It All Began With a Small Meat Stuffer

It began with a 15-liter hand-cranked stuffer.

That’s where Maarten Van Zoeren of Simla Frozen Food Locker in southeastern Colorado pins the birth of his meat processing business.

Maarten came to the United States in 1990 at the age of 15 when his parents immigrated from the Netherlands to the small eastern Colorado community of Simla. They bought a frozen food locker there and began processing local meat.

Maarten didn’t have the financial resources for college and couldn’t enlist in the military because he was born overseas, so he focused on growing the business his parents had acquired.

He measures that growth in meat stuffers.

“I started with a 15 liter hand-cranked stuffer,” he said during a recent site visit by Flower Hill Institute Regional Director Dave Carter.

“We outgrew that and bought a 50-pound piston stuffer. Before long, we had to acquire a 150-pound stuffer with a clipper. Then we started to make smoked Kielbasa, so we added a smokehouse. Because of the number of hogs we were processing, we were doing 400 pounds of bacon per week, so I bought a slicer,” Maarten recalled.

Maarten processed all these products as a custom-exempt processor, but demand always seemed one step ahead of his capacity.

“Then I saw there was an MPPEP (Meat and Poultry Processing Expansion Program) grant open, and I said, ‘I’ll apply for one of those and build a whole new USDA-inspected plant.”

Maarten received a $400,000 MPPEP 2 grant and broke ground for a new 18,000 sq. ft. processing facility and retail store last year. The retail space is nearly complete, and work is underway to finish the harvest floor and processing areas.

When completed, Simla Frozen Foods will provide an important processing resource for producers of beef, bison, hogs, lambs, and goats in the area, as well as its own branded meat and value-added products.

“My goal is to be open with my new facility by the end of next year,” he said.

Operating his existing customer-exempt business complicates his ability to keep everything on schedule with the new facility.  He is thankful for the technical assistance provided by Flower Hill Institute and the guidance of Terri Birch at New Hampshire Community Loan Fund in navigating the complexities of the grant application and compliance processes.

A few years ago, Maarten connected with Terrance Boyd, a Denver native who longed to be in agriculture. Terrance bought a small farm near Simla, moved from the city, and began raising chickens, hogs, and small ruminants.

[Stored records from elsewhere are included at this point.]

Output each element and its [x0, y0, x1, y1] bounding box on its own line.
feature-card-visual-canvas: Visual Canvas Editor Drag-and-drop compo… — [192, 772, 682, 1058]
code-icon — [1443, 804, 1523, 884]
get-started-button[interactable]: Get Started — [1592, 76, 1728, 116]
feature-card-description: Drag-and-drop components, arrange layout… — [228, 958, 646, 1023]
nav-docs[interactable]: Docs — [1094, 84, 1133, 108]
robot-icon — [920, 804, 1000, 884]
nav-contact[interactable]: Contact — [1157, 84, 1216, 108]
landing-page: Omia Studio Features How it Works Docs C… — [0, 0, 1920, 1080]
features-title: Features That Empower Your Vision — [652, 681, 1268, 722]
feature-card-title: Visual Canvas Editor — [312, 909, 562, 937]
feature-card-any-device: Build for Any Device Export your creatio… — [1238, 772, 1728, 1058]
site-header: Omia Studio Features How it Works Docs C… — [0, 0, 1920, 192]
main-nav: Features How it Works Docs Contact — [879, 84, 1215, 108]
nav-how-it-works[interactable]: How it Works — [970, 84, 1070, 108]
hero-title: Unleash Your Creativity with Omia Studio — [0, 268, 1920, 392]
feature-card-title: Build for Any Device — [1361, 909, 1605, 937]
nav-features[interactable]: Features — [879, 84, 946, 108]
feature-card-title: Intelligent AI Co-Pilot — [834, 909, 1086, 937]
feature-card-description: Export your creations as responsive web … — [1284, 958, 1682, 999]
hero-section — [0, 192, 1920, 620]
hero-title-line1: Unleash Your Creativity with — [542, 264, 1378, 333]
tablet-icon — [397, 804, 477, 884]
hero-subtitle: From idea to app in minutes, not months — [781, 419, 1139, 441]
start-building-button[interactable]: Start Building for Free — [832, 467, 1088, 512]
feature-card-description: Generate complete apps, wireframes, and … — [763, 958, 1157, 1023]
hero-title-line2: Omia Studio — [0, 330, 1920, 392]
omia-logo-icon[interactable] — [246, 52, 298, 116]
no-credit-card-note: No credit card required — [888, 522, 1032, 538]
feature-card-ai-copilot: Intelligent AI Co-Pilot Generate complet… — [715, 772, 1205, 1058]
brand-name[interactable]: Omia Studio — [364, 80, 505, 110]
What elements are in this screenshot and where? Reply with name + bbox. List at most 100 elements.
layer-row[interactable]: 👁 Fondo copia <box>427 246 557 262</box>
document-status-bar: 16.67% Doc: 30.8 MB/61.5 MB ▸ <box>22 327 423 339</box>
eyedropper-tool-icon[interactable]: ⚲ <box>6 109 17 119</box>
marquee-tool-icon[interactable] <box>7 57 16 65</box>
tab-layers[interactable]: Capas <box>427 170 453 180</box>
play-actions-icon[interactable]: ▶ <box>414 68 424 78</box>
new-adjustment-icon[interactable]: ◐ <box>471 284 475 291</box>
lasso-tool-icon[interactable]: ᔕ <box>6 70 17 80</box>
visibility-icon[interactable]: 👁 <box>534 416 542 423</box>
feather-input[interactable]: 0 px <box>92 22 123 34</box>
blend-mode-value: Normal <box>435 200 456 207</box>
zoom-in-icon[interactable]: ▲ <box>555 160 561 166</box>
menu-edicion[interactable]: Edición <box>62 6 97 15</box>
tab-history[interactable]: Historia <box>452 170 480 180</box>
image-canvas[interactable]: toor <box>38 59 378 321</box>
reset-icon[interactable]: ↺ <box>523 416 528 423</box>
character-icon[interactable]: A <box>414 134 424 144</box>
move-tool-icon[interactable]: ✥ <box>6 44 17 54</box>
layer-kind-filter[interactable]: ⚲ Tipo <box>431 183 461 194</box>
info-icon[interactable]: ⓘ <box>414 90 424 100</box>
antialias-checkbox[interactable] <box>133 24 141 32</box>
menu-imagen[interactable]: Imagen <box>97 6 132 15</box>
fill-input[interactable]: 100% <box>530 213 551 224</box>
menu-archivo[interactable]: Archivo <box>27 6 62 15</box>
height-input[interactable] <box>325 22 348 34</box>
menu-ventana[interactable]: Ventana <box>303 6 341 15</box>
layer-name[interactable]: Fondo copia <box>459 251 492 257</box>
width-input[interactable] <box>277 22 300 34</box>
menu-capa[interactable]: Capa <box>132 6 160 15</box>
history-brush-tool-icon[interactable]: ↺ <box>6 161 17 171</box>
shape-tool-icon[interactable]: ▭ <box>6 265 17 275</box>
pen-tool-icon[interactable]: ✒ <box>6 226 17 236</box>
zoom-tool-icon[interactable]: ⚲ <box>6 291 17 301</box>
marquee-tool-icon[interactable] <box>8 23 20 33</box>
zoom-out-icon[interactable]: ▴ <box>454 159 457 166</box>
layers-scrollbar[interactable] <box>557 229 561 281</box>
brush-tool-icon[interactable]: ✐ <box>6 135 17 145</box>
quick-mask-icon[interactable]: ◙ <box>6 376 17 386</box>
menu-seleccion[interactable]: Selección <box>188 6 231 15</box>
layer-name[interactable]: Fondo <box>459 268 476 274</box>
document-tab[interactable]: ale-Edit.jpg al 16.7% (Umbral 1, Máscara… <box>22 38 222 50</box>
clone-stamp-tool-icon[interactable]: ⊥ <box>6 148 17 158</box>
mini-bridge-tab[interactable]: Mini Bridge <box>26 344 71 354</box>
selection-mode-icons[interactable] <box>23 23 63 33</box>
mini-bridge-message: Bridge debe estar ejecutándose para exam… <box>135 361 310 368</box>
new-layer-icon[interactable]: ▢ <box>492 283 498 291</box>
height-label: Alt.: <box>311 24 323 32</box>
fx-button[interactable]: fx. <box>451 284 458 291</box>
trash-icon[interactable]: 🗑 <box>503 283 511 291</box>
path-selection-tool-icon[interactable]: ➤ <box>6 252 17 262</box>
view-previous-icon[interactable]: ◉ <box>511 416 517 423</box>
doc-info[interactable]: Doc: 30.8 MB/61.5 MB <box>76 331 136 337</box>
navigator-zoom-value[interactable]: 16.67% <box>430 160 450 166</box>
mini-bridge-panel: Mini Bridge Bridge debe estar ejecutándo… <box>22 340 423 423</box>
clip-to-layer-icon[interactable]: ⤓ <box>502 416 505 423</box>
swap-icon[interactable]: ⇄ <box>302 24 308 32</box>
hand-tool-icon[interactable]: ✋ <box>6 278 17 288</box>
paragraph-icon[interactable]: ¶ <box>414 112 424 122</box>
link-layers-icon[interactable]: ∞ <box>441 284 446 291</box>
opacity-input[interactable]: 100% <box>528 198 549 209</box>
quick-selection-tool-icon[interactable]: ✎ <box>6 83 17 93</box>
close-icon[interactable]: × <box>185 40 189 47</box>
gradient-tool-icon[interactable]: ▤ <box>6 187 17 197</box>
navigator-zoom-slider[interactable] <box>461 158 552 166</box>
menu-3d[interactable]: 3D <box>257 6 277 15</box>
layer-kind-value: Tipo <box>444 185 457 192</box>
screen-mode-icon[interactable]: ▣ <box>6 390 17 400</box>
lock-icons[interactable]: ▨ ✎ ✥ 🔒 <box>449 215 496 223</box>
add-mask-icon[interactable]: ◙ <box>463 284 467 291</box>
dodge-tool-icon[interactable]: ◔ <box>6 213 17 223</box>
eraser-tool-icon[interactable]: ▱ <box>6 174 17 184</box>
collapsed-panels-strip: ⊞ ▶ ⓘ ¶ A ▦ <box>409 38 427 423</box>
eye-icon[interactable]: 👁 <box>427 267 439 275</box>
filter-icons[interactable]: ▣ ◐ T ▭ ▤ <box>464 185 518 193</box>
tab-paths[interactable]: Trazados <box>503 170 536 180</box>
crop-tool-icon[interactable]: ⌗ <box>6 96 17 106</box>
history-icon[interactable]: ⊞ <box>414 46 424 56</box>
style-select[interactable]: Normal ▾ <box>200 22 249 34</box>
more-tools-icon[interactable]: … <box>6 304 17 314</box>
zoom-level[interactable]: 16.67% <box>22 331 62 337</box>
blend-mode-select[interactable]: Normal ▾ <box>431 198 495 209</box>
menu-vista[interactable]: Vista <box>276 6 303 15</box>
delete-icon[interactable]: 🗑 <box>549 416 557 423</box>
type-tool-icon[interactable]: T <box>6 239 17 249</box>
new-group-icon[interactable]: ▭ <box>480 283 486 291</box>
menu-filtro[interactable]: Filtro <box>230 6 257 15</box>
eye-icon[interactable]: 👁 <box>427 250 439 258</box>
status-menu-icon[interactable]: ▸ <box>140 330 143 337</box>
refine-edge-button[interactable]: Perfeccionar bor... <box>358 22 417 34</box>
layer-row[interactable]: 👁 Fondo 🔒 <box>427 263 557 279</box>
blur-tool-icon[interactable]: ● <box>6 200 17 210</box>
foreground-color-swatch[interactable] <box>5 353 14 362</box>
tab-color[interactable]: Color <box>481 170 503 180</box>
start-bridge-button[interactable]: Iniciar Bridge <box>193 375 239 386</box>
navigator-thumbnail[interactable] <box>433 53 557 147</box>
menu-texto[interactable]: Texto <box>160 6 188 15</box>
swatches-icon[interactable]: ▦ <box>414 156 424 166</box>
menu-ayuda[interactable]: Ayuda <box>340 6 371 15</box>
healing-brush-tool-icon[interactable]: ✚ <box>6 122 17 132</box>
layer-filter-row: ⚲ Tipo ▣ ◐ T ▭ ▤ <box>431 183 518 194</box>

Terrance brought his first harvest hogs to Maarten’s processing plant in kennels in a pickup truck. Maarten saw that Terrance was inexperienced but determined and began serving as a mentor to the young rancher. The two became friends, and Terrance now serves as Maarten’s sales manager.

Maarten has big plans for his larger enterprise. He wants to provide his local community with a variety of products and expand the processing opportunities for local ranchers. His ultimate goal is to export high-quality products from his plant to the Netherlands, where he was born. 

He’ll likely need a larger stuffer for that.